Curated by Clara McSweeney, The Rain Tells Us Everything investigates the encroaching transformations shaping contemporary landscapes under the pressures of the climate crisis. Through trespassing, tracking, and collective singing, the participating artists examine these shifts across sound, film, fabric, and drawing, each bringing a distinct material and conceptual approach to environmental change.
Working from an ecological and systems-based perspective, Catherine McDonald creates immersive installations that merge sculpture, film, sound, and light to probe the relationship between Earth’s material realities and human imagination. Her ongoing research into salt as a marker of environmental disruption—tracing shifting salinity from the Arctic to global marine ecosystems—foregrounds the subtle but profound indicators of planetary change.
Katie Nolan, an artist whose practice spans textiles, video, sound, and socially engaged processes, explores humanity’s entangled relationship with the natural world. Her work often emerges through collaborative making, eco-dyeing, and deep mapping, using foraged materials and community participation to reveal how ecological knowledge is held in bodies, landscapes, and craft traditions. Her projects highlight the fragility of our sensory connection to place and the cultural legacies embedded in local environments.
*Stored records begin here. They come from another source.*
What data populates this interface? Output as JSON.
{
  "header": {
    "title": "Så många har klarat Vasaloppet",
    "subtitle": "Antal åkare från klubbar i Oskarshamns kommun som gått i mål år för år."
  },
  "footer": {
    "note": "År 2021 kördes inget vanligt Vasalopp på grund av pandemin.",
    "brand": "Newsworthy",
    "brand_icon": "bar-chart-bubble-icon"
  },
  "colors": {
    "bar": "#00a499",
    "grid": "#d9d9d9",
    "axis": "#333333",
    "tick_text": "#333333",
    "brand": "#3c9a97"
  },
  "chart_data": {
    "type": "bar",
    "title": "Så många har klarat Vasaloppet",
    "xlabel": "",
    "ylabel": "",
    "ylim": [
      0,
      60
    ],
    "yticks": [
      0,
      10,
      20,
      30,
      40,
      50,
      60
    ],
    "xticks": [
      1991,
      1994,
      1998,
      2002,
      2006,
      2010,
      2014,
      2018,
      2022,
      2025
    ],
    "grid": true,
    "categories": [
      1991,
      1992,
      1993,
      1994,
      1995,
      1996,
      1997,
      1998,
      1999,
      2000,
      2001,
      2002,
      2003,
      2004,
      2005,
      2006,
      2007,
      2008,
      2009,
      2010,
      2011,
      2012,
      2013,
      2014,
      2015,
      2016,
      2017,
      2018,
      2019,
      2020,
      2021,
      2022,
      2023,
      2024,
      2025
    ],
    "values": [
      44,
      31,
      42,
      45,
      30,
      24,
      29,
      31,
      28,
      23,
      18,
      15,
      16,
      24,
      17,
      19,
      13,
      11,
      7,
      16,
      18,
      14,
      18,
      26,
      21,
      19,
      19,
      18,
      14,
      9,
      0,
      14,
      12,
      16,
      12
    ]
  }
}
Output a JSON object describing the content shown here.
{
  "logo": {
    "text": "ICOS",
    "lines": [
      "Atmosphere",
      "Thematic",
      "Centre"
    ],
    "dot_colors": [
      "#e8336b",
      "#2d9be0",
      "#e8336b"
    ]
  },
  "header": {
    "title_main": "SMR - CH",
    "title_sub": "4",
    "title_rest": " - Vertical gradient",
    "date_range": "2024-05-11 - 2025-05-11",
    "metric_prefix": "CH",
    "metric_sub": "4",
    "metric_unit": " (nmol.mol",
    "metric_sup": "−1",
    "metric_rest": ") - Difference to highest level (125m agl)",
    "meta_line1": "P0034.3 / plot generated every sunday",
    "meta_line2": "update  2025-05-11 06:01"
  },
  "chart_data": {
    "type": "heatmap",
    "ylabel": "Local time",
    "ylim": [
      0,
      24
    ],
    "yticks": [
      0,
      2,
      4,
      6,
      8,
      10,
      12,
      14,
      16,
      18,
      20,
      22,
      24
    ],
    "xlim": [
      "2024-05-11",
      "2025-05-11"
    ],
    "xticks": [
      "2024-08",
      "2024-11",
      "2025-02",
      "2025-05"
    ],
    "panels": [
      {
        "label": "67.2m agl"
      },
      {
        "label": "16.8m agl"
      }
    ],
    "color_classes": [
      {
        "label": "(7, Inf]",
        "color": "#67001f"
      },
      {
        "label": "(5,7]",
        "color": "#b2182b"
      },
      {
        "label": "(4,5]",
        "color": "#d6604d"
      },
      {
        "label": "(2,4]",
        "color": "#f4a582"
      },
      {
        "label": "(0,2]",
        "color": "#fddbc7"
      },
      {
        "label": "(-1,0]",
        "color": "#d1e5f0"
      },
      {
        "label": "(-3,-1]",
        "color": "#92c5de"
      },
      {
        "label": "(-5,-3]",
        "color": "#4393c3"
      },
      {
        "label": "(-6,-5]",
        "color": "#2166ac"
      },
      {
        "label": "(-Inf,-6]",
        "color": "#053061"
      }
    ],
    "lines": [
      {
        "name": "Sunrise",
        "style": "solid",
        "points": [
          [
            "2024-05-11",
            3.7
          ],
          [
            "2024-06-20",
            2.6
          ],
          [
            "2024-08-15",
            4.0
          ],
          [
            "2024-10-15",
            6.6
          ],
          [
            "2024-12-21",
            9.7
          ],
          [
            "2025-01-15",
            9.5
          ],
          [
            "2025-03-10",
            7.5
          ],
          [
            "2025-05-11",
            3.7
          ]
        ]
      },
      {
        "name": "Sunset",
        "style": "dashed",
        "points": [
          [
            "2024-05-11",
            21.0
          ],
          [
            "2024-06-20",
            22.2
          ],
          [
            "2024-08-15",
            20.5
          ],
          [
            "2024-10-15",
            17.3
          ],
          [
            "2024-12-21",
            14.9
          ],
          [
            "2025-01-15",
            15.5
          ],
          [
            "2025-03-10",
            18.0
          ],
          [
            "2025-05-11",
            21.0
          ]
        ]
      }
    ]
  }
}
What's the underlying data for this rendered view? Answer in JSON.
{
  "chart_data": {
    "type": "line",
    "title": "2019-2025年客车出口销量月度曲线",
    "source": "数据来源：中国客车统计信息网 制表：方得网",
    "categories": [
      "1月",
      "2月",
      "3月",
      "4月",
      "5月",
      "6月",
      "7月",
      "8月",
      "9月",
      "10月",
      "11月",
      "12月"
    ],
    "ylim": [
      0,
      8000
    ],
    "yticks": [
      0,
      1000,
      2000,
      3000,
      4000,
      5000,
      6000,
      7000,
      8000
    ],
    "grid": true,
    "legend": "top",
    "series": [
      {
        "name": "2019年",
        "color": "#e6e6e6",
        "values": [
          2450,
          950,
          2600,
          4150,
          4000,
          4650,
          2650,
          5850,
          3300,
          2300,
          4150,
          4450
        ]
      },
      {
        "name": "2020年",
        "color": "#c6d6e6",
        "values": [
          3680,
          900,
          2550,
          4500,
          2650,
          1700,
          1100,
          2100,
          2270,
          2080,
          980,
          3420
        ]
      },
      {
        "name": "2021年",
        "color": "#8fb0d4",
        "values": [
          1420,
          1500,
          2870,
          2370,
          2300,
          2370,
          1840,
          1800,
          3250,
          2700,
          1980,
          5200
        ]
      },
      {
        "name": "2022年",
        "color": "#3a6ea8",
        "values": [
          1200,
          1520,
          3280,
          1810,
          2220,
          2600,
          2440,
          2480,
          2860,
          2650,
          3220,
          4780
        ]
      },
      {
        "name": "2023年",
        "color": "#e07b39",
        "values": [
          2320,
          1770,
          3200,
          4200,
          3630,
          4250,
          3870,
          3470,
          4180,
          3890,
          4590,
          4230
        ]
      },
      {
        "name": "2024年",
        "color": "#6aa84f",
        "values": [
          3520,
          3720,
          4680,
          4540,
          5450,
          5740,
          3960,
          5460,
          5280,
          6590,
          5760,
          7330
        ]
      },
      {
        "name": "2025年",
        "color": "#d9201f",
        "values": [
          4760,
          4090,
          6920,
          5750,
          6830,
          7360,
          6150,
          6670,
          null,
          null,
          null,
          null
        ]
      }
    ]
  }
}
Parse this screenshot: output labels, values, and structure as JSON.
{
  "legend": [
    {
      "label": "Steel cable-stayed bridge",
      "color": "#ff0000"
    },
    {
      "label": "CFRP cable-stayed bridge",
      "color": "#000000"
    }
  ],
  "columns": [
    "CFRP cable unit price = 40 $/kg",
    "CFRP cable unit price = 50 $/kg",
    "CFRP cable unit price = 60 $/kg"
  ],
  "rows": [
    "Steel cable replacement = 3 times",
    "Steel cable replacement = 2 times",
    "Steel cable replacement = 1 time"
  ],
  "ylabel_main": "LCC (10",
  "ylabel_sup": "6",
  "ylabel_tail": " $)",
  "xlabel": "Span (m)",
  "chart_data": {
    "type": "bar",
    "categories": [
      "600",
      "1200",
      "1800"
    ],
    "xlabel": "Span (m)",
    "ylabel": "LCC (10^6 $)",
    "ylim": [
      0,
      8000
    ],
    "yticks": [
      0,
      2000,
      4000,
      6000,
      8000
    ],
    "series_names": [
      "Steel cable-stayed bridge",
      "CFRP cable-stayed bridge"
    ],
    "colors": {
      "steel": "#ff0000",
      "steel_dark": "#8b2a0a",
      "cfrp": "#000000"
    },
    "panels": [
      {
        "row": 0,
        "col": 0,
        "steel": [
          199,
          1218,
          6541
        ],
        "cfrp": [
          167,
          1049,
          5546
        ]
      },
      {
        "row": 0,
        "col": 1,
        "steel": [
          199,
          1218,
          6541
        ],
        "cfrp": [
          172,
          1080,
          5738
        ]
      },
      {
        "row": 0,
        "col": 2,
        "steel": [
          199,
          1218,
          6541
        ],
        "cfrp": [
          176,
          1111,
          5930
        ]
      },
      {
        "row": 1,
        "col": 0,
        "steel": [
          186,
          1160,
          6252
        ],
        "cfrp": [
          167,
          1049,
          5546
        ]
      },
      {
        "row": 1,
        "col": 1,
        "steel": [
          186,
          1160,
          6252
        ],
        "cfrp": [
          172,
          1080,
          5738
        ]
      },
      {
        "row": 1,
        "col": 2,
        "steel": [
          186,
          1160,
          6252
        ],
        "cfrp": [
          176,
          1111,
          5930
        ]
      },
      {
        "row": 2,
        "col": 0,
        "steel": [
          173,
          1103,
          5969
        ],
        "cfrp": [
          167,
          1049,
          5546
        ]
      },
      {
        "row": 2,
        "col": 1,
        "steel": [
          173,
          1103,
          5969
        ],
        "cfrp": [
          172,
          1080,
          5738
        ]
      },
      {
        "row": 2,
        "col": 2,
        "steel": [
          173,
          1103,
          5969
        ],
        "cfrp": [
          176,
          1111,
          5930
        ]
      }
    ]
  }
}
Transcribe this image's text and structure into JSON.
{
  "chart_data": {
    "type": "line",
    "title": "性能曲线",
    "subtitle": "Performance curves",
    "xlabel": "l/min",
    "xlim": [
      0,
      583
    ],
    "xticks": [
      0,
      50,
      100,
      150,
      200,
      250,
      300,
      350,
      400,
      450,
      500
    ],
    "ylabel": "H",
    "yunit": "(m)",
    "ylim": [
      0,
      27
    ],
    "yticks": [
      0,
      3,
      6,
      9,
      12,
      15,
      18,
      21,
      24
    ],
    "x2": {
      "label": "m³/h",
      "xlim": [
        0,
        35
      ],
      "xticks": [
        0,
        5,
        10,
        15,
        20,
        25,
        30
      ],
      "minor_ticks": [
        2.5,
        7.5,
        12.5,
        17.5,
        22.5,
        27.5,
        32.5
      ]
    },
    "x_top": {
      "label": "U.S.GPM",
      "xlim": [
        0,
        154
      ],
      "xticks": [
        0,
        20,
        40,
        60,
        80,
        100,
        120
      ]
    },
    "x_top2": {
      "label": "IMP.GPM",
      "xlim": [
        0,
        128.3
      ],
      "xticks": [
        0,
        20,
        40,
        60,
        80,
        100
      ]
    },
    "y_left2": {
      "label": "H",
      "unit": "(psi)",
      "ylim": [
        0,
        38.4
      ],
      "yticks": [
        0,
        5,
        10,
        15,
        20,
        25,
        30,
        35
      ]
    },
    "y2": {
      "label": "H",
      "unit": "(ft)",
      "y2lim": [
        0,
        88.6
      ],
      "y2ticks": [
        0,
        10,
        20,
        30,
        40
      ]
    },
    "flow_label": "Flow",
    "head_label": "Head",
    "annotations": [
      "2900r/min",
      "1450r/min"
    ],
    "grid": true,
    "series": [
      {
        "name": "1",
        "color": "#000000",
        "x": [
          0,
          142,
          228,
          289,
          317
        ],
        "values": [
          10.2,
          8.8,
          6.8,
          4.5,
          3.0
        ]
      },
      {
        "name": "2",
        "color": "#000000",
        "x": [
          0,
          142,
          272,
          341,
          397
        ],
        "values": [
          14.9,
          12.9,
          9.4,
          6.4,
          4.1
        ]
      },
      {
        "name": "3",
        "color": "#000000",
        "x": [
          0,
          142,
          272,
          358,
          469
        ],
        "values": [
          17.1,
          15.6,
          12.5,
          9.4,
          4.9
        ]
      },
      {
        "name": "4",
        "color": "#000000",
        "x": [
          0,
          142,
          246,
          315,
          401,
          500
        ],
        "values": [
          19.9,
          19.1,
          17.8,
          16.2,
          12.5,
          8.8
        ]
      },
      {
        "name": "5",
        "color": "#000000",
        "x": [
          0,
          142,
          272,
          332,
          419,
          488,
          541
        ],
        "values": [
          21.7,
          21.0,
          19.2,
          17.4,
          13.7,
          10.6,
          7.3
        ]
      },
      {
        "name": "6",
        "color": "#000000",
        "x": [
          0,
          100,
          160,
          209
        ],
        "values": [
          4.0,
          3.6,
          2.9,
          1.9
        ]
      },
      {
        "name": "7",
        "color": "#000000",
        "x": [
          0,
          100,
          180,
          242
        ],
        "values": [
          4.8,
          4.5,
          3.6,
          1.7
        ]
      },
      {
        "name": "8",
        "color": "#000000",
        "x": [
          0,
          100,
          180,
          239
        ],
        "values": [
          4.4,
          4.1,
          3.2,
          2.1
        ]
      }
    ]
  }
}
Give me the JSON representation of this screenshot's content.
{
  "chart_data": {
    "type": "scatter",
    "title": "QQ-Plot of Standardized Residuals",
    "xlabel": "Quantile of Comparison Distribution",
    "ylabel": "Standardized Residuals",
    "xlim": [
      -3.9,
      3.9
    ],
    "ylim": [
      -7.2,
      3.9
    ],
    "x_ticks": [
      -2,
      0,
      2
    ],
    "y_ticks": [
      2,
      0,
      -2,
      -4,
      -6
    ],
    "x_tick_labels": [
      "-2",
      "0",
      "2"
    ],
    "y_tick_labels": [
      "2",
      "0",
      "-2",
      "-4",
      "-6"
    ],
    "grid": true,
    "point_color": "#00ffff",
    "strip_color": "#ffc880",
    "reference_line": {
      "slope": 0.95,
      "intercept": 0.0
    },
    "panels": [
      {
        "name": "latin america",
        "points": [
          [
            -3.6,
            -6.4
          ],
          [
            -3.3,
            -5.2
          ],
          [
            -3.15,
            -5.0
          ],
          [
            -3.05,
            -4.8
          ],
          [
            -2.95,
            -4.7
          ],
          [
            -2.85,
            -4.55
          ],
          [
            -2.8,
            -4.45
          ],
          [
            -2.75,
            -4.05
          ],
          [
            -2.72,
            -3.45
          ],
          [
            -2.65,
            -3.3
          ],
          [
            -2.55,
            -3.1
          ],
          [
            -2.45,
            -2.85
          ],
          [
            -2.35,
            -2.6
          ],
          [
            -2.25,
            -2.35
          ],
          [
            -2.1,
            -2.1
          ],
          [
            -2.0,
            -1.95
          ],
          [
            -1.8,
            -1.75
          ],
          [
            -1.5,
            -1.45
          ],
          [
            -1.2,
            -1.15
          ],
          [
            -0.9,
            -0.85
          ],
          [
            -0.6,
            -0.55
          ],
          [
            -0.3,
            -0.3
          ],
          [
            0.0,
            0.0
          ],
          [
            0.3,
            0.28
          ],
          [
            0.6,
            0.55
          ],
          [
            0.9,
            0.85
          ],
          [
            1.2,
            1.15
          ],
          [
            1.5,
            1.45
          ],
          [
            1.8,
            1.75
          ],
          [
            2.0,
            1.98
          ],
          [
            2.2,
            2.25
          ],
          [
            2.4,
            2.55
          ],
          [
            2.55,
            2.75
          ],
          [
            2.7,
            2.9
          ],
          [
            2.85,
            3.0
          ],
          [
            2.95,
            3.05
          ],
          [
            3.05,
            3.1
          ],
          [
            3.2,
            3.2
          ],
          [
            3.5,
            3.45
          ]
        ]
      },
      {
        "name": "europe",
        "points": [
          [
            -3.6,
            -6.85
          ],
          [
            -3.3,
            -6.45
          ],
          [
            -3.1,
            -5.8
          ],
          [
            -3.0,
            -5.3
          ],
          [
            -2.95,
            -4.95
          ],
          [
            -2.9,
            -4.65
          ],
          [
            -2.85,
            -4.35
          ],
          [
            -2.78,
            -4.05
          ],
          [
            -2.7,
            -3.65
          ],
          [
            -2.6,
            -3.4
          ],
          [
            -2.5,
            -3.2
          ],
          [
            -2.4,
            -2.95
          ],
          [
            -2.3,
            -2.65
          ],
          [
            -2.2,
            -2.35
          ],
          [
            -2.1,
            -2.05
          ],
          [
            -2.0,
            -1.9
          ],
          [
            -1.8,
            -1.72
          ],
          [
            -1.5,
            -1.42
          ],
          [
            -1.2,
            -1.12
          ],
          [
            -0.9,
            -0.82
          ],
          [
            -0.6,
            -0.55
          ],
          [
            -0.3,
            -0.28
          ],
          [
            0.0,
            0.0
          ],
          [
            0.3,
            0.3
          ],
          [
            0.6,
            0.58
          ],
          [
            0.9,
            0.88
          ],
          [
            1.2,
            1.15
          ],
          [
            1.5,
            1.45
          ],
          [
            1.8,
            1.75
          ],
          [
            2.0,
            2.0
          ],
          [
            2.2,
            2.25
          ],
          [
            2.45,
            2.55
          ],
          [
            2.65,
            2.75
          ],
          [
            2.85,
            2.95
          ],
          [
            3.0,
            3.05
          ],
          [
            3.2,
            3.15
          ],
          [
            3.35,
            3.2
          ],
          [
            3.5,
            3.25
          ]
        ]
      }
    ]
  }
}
Niamh Schmidtke works across sound, ceramics, writing, and installation to examine the politics of “being green,” interrogating the financial, colonial, and linguistic structures that shape environmental discourse. Their practice cultivates speculative conversations with the environment—listening to deep time, the sea, and mineral worlds—to critique greenwashing and explore intimacy as a decolonial method for imagining ecological futures.
Whether addressing the expansion of Ireland’s data storage industry onto former fruit farms, wild lands, and forestry; tracing the movement of salt as a catalyst for disruption in freshwater systems from the Arctic to the Philippines; or collectively protesting bauxite waste entering the Shannon Estuary through active song, the artists respond to the unfolding conditions of the Anthropocene with attentiveness, resistance, and care.
The exhibition is curated by Clara McSweeney, an emerging curator and visual artist whose practice focuses on socially engaged projects, overlooked urban and rural spaces, and feminist and ecological concerns. The exhibition is supported by the Regional Cultural Centre and the Arts Council of Ireland.